Non è privilegiato perché, nella stragrande maggioranza dei casi, l'agente non è sotto il controllo dell'emozione violenta subito dopo la presunta provocazione della vittima. Il soggetto può provare una forte emozione al momento del delitto, ma è un'emozione che si è affinata e alimentata nel tempo. Cioè, l'agente ha avuto l'opportunità di pensare meglio, di cercare di calmarsi per evitare il crimine, ma deliberatamente non l'ha fatto. Preso dal sentimento della vendetta, e nonostante tutte le conseguenze del suo gesto, di cui è ben consapevole, decide di uccidere e/o stuprare, e trama la sua azione per tendere un'imboscata alla vittima.
Va notato che l'omicidio è il culmine di un processo, è l'escalation finale preceduta da una serie di atti violenti come la pressione psicologica, l'umiliazione, lo stupro, l'aggressione fisica e verbale, la calunnia, la diffamazione della morale e del carattere femminile.

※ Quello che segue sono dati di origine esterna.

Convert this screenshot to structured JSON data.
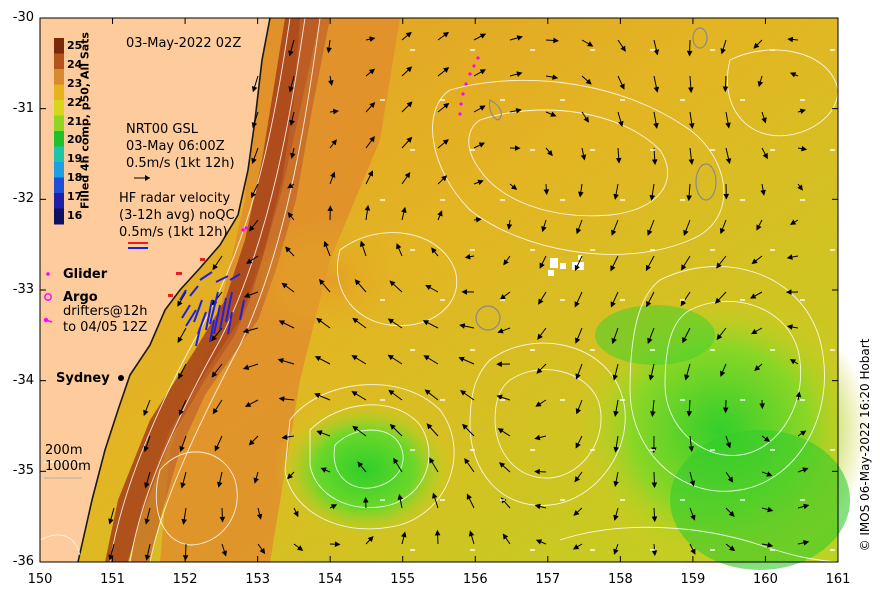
{
  "map": {
    "date_label": "03-May-2022 02Z",
    "colorbar": {
      "title": "Filled 4h comp, p50, All Sats",
      "ticks": [
        "25",
        "24",
        "23",
        "22",
        "21",
        "20",
        "19",
        "18",
        "17",
        "16"
      ],
      "colors": [
        "#7a2a0a",
        "#b4531c",
        "#d88a2e",
        "#e7b21f",
        "#d6d61a",
        "#8fd624",
        "#1fbf2e",
        "#1fc4a8",
        "#1f9fe0",
        "#1f4fd6",
        "#1f1fa8",
        "#101060"
      ]
    },
    "gsl_legend": {
      "line1": "NRT00 GSL",
      "line2": "03-May 06:00Z",
      "line3": "0.5m/s (1kt 12h)"
    },
    "hf_legend": {
      "line1": "HF radar velocity",
      "line2": "(3-12h avg) noQC",
      "line3": "0.5m/s (1kt 12h)"
    },
    "glider_label": "Glider",
    "argo_label": "Argo",
    "drifters_line1": "drifters@12h",
    "drifters_line2": "to 04/05 12Z",
    "city_label": "Sydney",
    "depth_200": "200m",
    "depth_1000": "1000m",
    "credit": "© IMOS 06-May-2022 16:20 Hobart",
    "x_ticks": [
      "150",
      "151",
      "152",
      "153",
      "154",
      "155",
      "156",
      "157",
      "158",
      "159",
      "160",
      "161"
    ],
    "y_ticks": [
      "-30",
      "-31",
      "-32",
      "-33",
      "-34",
      "-35",
      "-36"
    ],
    "colors": {
      "land": "#fdcb9c",
      "sea_warm": "#e8a52a",
      "sea_mid": "#d9c21f",
      "sea_cool": "#55d42a",
      "current_core": "#9a3a12",
      "glider": "#ff00ff",
      "hf_red": "#e62020",
      "hf_blue": "#2020e0"
    }
  }
}
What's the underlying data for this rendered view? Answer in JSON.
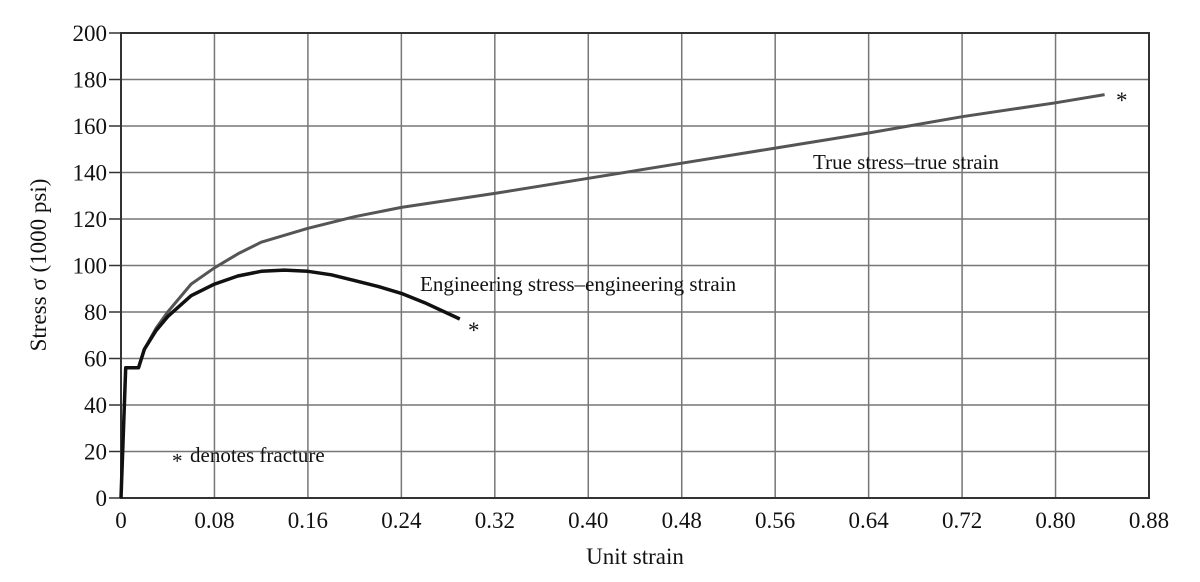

Chi non ricorda la brutalità dell'omicidio di Eliza Samudio, nel 2010, che cercò protezione dalle continue minacce fisiche e morali subite durante la gravidanza del figlio, e fu uccisa perché aveva presentato una richiesta di alimenti, diritto del figlio in legge. Ci sono state molte donne che si sono unite agli uomini nel chiamare Eliza una "prostituta", "ragazza squillo" e "Maria Chuteira", che ha incontrato il padre di suo figlio a una festa che l'imputato ha definito un'orgia - come se qualcuno partecipasse a un'orgia da solo e quella era una ragione plausibile perché un essere umano morisse in modo così brutale.
È deplorevole che la “legittima difesa dell'onore” sia ancora l'argomento utilizzato dalla difesa dell'imputato per giustificare l'ingiustificabile: un omicidio crudelmente pianificato. Ma non è possibile capire come, a metà del XXI secolo, una parte considerevole della società brasiliana abbia scelto di armare il proprio paese e uccidere indiani, donne, popolazione nera, omosessuali, LGBTIQ. Se nel 21, quando eravamo felici e sapevamo perché le nostre istituzioni funzionavano effettivamente, Eliza Samudio non aveva avuto il tempo di rimanere in vita, dopo la firma del decreto che legittima l'armamento della società brasiliana, la situazione potrebbe diventare insostenibile per gran parte della popolazione brasiliana. Così come per le tre donne, che anch'esse non hanno avuto il tempo di veder applicata la Legge Maria da Penha e sono state brutalmente assassinate la notte del 2010 gennaio 15.
E, come Ana Romana Lopes (XVIII secolo), Júlia Fetal (XIX secolo), Leila Diniz, Eliza Samudio, Lidyanne Gomes da Silva, Marianna Roberta da Silva e Simone Maria da Conceição, condannate due volte: a morte dai loro carnefici e a pubblica imbarazzo da parte di una società che preferisce prendere in giro un presidente che minaccia di uccidere i suoi oppositori politici con un gesto infame, nella maggior parte dei casi di violenza sulle donne, l'impunità per l'aggressore è la regola. Proprio perché impunito, l'aggressore è solito ripetere lo stesso reato – con altre donne, indistintamente.
*Patricia Valem è professore di storia all'Università Federale di Bahia (UFBA). Autore, tra gli altri libri, di Evocazione di Bahia del 1798 (EDUFBA).